Aquel día, mi madre y mi hermana me decían adiós desde el andén con un movimiento de mano vigoroso que intentaba esconder la pena y alentar la esperanza de que aquella vez sí, encontrara mi sitio. Nunca he sabido si se creen todas mis historias o si fingen para demostrarme que confían en mí. Habían hecho un viaje de casi dos horas solo para venir a desayunar con nosotros y despedirnos. Habrían conducido seis si hubiera sido necesario. Lejos de reconfortarme, su sacrificio engordaba mi culpa. Todos en mi familia hemos aprendido a disimular, cuando no directamente a mentirnos, si es necesario para apuntalarnos unos a otros. Fuera de aquel útero materno, nuestras vidas no son demasiado confortables, pero pocas veces nos quejarnos.

Mario y yo emprendimos oficialmente nuestro viaje a París a las nueve de la mañana. A aquellas horas, Delicias parecía un hormiguero que algún niño desaprensivo hubiera taponado con su zapato. Todos corríamos de un sitio a otro buscando un agujero en el que cobijarnos a tiempo bajo la atenta mirada de un coche de la Guardia Civil que yo juraría que nunca patrullaba por allí.  No había línea directa con la capital francesa. Aquel destino tan elegante y glamouroso no tenía hueco en los carteles luminosos de la estación, así que tuve que complicar un poco mi mentira. Le conté a mi familia que teníamos que ir primero a Barcelona y desde allí cogeríamos un tren a la ciudad de la luz. A las afueras vivía mi amiga Laura con su marido Didier. Tenían una pequeña empresa de diseño gráfico y numerosos contactos que yo podría aprovechar para conseguir trabajo como redactora publicitaria o traductora. Lo de la empresa de Laura y Didier era verdad, el resto podría haberlo sido.

Cuando arrancó el autobús por fin me pude relajar. Para mí, eso significaba llorar discretamente detrás de unas enormes gafas de sol negras que me había regalado mi ex marido hacía años. Había chequeado a todos los viajeros antes de que empezara a andar y ninguno parecía peligroso. Dejarme mecer por el ronroneo suave del motor antes de iniciar un viaje se había convertido para mí en uno de los pocos momentos de paz de mi vida.

No sabía cuánto tiempo estaríamos en aquella nave a prueba de ex maridos bárbaros y leyes injustas, pero durante aquellos primeros kilómetros por la A-2, saboreé el lujo de sentirme a salvo. No tenía un plan; era la mejor forma de que nadie lo conociera.
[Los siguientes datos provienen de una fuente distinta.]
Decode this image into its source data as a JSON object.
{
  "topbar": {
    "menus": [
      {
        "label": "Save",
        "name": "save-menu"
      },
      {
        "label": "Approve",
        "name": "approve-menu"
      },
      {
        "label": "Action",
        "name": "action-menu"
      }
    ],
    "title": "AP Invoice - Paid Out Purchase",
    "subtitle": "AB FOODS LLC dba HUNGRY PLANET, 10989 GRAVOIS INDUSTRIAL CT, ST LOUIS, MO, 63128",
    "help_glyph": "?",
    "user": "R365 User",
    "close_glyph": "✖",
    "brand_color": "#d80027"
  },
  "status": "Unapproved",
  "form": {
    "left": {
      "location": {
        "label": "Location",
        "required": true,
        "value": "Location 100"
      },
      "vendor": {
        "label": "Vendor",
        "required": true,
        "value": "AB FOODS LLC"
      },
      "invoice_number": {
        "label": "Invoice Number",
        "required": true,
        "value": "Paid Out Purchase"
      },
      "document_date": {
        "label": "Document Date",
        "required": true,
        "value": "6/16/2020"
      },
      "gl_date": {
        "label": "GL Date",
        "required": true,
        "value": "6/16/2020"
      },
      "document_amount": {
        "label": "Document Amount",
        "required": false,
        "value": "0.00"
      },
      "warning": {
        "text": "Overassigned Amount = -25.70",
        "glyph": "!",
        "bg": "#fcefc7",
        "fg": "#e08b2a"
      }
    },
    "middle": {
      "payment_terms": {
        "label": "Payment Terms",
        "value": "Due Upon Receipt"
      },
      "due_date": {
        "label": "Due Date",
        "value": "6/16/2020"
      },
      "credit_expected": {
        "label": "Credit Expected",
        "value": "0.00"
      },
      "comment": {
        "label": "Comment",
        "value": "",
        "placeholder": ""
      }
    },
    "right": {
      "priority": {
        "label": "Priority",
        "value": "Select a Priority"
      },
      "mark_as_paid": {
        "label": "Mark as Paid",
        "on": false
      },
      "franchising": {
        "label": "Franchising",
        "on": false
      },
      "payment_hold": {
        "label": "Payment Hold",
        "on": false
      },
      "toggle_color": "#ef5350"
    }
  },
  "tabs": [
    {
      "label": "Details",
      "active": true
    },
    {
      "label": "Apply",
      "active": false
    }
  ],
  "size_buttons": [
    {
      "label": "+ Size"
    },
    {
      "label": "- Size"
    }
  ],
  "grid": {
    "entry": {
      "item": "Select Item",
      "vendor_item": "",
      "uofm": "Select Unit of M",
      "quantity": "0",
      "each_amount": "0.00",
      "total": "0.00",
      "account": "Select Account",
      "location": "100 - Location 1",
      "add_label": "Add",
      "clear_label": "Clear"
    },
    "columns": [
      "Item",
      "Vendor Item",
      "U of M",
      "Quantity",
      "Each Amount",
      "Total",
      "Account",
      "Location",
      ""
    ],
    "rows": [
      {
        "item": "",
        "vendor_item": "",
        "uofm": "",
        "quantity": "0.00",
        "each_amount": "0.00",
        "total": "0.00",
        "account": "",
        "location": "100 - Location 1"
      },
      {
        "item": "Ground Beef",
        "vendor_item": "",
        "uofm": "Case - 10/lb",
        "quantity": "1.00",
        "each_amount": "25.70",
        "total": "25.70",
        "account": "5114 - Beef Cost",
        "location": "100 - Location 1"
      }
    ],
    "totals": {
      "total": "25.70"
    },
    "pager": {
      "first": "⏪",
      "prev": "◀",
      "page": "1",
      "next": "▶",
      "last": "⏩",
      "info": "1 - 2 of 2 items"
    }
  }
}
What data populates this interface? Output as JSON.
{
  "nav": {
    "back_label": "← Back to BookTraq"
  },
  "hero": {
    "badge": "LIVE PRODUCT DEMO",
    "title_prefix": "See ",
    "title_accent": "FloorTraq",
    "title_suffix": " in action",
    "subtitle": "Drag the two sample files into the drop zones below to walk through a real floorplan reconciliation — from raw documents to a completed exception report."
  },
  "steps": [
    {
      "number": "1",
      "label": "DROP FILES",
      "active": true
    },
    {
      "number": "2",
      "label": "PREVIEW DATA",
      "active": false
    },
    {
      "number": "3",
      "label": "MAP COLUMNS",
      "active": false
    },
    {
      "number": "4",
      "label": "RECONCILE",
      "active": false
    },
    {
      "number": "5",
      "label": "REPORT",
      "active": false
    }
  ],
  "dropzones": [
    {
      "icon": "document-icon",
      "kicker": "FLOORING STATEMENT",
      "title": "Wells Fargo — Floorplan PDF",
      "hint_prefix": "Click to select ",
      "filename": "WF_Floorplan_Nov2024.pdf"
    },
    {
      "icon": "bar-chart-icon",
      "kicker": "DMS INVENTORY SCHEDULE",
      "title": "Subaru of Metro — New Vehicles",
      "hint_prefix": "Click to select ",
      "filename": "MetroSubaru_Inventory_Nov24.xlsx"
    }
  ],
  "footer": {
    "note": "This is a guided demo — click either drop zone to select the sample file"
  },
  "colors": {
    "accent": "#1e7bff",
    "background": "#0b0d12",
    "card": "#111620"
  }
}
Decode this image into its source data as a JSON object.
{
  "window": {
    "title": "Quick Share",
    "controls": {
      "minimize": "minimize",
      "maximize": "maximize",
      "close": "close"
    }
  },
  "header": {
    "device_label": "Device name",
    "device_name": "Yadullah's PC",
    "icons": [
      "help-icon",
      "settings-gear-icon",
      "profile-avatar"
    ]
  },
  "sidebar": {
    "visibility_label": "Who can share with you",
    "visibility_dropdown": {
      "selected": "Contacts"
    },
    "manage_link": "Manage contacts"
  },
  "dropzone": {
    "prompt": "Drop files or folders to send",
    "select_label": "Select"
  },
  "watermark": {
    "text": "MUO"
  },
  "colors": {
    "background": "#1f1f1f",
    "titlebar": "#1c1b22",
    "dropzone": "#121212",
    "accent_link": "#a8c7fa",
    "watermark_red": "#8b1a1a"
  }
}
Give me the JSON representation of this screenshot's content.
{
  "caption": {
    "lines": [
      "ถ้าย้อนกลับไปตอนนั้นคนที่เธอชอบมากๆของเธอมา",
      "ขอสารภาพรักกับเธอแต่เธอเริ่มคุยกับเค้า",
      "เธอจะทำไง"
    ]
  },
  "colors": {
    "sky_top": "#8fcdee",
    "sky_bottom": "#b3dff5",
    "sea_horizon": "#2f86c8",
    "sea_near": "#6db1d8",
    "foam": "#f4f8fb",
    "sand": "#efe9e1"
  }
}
Nos bajaríamos en la parada de descanso y no volveríamos a subir. El conductor nos llamaría un par de veces, esperaría un rato y después se irían sin nosotros. Nuestro rastro se perdería allí. El resto del camino lo haríamos en autostop. Cualquiera estaba dispuesto a hacerles un favor a una madre joven y a su hijo pequeño. Sara, la única persona a la que intuyó que no tenía intención de ir a París, intentó disuadirme de mis planes. No lo consiguió. Yo estaba convencida de que había agotado mi cupo de mala suerte y de que no nos sucedería nada malo.

Unos metros antes de parar en el área de servicio de Fraga, vi un coche de la Guardia Civil. Por un instante me estremecí. Inmediatamente me convencí de que no había nada raro en que una patrulla descansara en carretera. Quizás ese haya sido uno de los grandes errores de mi vida: no obedecer a mi instinto, pensar demasiado.

La intuición solo falla si no le haces caso, me dijo una vez el viejo Eliseo, el vecino con el que compartía rellano en Alcañiz. Ahora que Mario ya no está conmigo, me arriesgaré más. Si hubiera obedecido a mi olfato hoy no estaría en la cárcel por sustracción de menores y Mario no viviría con su padre, el hombre que amenazaba con matarme cada vez que intentaba explicarle que no era feliz.

-Supongo que ahora ya lo eres -se burló agriamente una tarde cuando vino a traerme a Mario para una visita ordenada por el juez-. La próxima vez que huyas  -me dijo mientras se reía ya abiertamente- búscate un sitio al que yo no pueda llegar o por lo menos alguno en el que nunca te buscaría, una ciudad elegante y distinguida, como París.